Enter the most divisive film of the year. Christopher Nolan’s (The Dark Knight trilogy and Inception) space opera is arguably the smartest blockbuster ever made – but may be a bit ‘out there’ for some tastes.
It’s a bold sci-fi production that maybe throws up more questions than answers – and has a ‘bonkers’ final third – but it’s a beautifully-crafted, sometimes touching, and undeniably thought-provoking film that hasn’t really been done before, and therefore makes it one of the year’s best.
Interstellar is really a unique one-of-a-kind movie experience, and for that it really does deserves immense plaudits.
Matthew McConaugheyputs in another trademark performance as lead character Cooper, a widower of two – daughter Murph (Mackenzie Foy) and son Tom (Timothee Chalamet) – and ex-NASA pilot/engineer-turned-farmer in the most trying time in Earth’s history.
That’s because extreme changes in the planet’s climate has brought drought and famine mean humanity’s time on Earth is coming to an end due to these lack of vital resources.
Much to the devastation of Murph, Cooper heads up an important NASA exploration mission to find a solution via a newly-discovered wormhole.
This group of astronauts must then try and surpass the limitations of human space travel by exploring three far-away planets – and contend with a black hole – in an attempt to see if mankind has a future in another galaxy.
Sadly for Cooper, the longer his quest takes, the older his family becomes – Murph and Tom literally turn into Oscar-nominated actors Jessica Chastain and Casey Affleck respectively – as he continually fights personal anguish with time ebbing away.
The entire cast do their part for the cause, but it’s the visceral beauty of space that will linger in the memory – it’s a simply spine-tingling sensation to watch human space exploration that has never been done in a film like this before.

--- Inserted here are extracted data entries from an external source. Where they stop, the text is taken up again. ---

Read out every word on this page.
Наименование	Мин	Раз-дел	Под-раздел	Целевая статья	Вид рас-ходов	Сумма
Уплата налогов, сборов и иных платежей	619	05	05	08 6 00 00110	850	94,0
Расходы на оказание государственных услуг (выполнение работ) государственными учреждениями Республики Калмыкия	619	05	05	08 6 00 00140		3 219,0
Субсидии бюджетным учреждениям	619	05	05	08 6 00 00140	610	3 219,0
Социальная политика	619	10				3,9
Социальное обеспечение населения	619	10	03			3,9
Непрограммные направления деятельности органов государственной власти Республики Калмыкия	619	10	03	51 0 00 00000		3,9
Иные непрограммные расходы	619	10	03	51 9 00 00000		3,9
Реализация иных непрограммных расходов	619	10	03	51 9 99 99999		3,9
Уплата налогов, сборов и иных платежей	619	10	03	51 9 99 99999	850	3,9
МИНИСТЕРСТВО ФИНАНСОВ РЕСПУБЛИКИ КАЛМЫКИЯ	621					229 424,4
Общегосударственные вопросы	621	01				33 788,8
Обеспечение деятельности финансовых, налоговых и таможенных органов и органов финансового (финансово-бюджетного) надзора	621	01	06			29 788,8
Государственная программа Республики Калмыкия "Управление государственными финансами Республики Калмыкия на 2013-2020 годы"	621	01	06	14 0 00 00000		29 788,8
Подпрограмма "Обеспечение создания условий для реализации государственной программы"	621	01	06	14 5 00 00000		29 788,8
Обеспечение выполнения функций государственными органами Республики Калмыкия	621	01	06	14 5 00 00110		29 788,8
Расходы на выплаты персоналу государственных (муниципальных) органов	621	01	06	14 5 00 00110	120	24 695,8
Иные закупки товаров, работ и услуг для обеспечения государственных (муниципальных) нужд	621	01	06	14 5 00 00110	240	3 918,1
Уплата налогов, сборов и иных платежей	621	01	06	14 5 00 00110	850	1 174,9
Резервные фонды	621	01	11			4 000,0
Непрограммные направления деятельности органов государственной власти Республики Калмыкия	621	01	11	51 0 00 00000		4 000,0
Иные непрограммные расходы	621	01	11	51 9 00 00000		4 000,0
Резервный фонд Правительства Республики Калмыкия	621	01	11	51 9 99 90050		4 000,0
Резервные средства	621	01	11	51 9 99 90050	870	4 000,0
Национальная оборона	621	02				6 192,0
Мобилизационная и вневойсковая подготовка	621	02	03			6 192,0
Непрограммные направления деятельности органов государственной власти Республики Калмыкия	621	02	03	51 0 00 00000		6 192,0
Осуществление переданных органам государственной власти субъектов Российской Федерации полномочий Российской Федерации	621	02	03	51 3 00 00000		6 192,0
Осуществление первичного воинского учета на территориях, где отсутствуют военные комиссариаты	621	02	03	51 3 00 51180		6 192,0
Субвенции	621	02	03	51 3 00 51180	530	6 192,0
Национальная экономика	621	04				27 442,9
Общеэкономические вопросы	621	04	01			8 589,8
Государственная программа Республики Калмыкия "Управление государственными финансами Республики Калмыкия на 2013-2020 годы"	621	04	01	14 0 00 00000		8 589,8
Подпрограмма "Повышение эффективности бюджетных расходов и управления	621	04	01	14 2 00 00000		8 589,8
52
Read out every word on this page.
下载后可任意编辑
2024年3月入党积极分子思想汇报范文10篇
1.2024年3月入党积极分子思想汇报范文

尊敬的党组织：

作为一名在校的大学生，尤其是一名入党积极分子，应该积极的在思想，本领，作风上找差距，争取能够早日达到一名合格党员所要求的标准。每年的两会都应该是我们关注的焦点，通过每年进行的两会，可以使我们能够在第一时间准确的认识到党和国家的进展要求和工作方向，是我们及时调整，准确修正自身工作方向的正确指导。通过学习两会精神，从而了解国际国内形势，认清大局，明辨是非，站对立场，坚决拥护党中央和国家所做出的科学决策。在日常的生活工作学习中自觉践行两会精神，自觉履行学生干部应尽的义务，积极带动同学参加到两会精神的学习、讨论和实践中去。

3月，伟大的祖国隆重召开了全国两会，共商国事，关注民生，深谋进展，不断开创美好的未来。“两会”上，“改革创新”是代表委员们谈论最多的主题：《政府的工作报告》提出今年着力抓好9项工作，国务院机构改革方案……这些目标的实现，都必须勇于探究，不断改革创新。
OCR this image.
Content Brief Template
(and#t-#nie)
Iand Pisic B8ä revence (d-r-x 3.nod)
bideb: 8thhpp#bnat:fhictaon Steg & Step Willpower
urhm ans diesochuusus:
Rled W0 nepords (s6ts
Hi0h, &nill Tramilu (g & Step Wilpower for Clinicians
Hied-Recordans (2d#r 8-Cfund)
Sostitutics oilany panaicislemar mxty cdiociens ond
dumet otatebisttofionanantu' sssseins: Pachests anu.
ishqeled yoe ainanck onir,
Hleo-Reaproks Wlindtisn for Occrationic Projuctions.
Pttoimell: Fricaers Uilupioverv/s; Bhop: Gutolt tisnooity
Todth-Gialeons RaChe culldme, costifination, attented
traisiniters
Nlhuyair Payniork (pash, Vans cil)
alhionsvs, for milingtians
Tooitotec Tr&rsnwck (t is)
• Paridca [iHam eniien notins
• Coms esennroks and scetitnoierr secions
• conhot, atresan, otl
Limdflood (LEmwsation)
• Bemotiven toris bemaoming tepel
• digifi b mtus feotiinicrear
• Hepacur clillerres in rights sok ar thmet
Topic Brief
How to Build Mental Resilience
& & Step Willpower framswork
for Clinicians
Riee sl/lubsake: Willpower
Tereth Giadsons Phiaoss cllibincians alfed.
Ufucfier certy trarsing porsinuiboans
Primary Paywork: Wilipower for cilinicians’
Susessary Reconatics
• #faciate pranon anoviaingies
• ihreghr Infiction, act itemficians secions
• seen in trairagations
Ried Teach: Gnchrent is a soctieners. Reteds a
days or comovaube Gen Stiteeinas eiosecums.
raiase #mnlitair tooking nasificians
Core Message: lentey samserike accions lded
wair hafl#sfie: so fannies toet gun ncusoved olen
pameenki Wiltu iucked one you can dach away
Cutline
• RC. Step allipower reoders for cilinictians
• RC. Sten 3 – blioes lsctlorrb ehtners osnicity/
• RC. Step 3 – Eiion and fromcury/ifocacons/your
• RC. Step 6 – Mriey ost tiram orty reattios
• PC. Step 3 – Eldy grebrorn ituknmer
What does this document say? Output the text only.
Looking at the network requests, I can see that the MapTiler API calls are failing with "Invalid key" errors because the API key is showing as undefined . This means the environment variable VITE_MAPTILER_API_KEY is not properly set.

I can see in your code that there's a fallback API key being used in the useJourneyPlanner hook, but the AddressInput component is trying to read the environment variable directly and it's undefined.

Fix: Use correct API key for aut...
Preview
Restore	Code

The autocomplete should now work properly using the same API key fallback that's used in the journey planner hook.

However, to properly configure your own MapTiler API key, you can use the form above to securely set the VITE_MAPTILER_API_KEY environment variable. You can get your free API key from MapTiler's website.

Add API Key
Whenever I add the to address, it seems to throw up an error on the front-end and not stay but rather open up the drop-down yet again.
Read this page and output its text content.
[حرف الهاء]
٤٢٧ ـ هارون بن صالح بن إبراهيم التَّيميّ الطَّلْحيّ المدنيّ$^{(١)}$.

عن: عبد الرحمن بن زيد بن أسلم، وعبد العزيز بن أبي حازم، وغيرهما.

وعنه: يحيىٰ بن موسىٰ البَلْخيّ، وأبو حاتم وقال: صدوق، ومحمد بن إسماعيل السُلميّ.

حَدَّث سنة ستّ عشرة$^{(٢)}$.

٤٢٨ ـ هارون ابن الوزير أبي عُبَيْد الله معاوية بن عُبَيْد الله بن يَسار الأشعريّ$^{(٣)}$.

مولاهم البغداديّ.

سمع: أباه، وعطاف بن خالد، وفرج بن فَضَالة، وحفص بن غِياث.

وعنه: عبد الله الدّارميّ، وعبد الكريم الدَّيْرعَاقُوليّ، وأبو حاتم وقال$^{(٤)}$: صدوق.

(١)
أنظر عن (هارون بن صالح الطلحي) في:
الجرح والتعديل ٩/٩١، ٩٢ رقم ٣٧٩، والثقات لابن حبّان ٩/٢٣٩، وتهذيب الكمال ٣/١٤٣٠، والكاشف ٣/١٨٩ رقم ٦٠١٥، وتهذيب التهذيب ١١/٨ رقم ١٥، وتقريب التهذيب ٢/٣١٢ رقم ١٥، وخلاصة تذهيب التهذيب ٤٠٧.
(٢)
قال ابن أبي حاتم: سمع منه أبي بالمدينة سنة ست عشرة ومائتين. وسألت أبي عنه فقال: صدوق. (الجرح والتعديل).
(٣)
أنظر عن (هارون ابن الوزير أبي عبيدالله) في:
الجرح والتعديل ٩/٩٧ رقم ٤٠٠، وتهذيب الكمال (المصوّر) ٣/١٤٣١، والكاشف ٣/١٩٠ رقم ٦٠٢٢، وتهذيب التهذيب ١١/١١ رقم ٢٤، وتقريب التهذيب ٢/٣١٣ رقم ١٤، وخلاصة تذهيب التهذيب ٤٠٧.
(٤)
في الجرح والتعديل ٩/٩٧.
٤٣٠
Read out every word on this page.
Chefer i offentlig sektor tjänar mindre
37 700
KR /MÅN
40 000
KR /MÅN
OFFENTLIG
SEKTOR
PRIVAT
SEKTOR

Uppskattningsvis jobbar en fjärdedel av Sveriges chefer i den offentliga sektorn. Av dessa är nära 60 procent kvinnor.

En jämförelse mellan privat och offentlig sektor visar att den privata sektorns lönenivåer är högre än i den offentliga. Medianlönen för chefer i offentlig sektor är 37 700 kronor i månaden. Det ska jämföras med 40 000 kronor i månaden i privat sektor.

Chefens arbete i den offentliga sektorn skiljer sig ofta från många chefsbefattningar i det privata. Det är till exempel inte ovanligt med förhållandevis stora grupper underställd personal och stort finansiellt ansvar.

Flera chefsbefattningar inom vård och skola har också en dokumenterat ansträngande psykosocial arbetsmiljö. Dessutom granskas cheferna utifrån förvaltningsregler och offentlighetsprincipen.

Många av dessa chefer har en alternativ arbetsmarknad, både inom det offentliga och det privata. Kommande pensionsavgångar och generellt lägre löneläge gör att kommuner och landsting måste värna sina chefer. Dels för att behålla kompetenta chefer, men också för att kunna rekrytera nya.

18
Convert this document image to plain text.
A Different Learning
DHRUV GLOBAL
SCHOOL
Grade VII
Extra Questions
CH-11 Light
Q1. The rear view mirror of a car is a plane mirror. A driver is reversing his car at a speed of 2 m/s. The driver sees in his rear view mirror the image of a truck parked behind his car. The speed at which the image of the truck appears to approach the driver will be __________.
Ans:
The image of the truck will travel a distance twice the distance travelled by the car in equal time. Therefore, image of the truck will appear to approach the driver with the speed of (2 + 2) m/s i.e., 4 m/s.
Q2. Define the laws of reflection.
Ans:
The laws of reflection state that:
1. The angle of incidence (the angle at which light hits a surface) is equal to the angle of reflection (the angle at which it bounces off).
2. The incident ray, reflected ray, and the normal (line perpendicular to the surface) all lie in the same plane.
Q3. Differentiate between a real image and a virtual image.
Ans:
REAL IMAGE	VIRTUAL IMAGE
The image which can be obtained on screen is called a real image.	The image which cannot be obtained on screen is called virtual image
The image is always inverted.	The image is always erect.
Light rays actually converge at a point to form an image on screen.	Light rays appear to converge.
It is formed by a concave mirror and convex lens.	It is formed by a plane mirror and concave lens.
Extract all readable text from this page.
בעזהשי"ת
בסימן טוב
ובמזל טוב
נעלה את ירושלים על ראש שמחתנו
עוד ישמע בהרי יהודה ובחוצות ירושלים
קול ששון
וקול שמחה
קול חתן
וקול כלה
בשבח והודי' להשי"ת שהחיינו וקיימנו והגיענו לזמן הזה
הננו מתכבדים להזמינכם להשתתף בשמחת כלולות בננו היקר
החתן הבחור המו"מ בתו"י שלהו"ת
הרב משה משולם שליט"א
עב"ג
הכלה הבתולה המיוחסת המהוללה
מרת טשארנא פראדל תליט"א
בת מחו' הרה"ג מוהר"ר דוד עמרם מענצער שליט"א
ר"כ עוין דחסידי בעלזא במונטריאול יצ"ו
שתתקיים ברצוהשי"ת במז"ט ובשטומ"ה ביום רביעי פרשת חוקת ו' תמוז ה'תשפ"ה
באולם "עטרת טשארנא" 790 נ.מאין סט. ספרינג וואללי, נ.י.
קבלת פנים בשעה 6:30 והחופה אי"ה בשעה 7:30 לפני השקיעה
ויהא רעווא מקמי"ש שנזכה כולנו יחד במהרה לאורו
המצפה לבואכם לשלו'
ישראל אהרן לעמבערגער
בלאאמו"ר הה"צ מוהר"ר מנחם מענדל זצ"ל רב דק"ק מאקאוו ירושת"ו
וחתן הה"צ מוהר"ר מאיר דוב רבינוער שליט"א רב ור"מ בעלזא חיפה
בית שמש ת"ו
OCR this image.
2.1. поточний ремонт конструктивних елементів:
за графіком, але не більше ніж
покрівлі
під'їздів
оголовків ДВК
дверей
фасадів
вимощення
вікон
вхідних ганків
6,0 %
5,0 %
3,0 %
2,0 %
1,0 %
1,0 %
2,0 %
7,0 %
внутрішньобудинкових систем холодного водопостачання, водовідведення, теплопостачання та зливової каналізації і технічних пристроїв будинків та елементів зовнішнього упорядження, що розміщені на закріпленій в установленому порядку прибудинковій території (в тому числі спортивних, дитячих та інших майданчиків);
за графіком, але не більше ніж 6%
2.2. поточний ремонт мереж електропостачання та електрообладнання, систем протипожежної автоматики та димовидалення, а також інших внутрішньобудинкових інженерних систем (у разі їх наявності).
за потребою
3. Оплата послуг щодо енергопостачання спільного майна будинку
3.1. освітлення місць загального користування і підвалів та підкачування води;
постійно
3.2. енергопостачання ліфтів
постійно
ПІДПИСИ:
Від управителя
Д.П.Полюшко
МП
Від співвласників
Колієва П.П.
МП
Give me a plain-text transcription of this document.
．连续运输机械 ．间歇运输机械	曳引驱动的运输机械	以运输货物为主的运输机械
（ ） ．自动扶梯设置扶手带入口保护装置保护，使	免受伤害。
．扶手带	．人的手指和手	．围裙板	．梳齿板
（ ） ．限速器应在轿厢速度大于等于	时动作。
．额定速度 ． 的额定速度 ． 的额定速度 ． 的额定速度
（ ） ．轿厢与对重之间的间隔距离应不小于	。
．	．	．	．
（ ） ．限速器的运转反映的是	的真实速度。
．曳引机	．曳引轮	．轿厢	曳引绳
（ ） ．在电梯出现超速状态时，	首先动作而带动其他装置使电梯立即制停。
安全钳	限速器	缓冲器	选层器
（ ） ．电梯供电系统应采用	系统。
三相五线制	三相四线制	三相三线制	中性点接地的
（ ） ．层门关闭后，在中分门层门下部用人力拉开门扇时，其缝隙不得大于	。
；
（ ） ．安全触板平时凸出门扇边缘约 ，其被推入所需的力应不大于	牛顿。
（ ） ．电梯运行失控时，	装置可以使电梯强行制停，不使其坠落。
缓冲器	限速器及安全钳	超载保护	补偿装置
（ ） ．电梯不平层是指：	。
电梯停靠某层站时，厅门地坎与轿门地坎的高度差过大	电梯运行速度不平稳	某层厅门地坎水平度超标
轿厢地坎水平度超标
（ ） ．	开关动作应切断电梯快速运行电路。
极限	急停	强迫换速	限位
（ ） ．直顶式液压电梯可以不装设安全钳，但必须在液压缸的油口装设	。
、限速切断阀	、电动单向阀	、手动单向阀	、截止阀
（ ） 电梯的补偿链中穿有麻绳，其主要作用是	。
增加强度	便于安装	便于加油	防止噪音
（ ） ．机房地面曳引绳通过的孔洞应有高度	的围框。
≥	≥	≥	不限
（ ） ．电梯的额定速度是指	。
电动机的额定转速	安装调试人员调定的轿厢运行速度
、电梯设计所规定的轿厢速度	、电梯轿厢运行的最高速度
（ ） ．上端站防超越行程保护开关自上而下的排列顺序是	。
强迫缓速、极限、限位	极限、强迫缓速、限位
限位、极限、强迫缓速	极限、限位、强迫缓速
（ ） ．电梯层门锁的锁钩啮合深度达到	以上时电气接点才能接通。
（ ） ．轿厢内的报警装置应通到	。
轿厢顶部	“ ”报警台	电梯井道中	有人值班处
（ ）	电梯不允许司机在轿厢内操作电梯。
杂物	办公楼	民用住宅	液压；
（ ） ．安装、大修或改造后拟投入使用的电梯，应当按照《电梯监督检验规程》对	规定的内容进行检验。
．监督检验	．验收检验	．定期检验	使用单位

Interestingly the first two-thirds go towards potential science fact, before the final third goes into pure science fantasy – and changing what we know about black holes.
And it’s at this point where it will particularly become divisive for audiences; it’s either gone too far, or after all the great work before it, deserves a bit of artistic license for the brothers Nolan (Christopher and Jonathan both write the script) ideas to run amok.
Fortunately, even though elements of Interstellar don’t neatly fall into place – which Christopher Nolan never intended to spark debate – its few wrongs are easily forgiven due to the stellar scale of its grander intentions, as the movie simply oozes originality from every pore.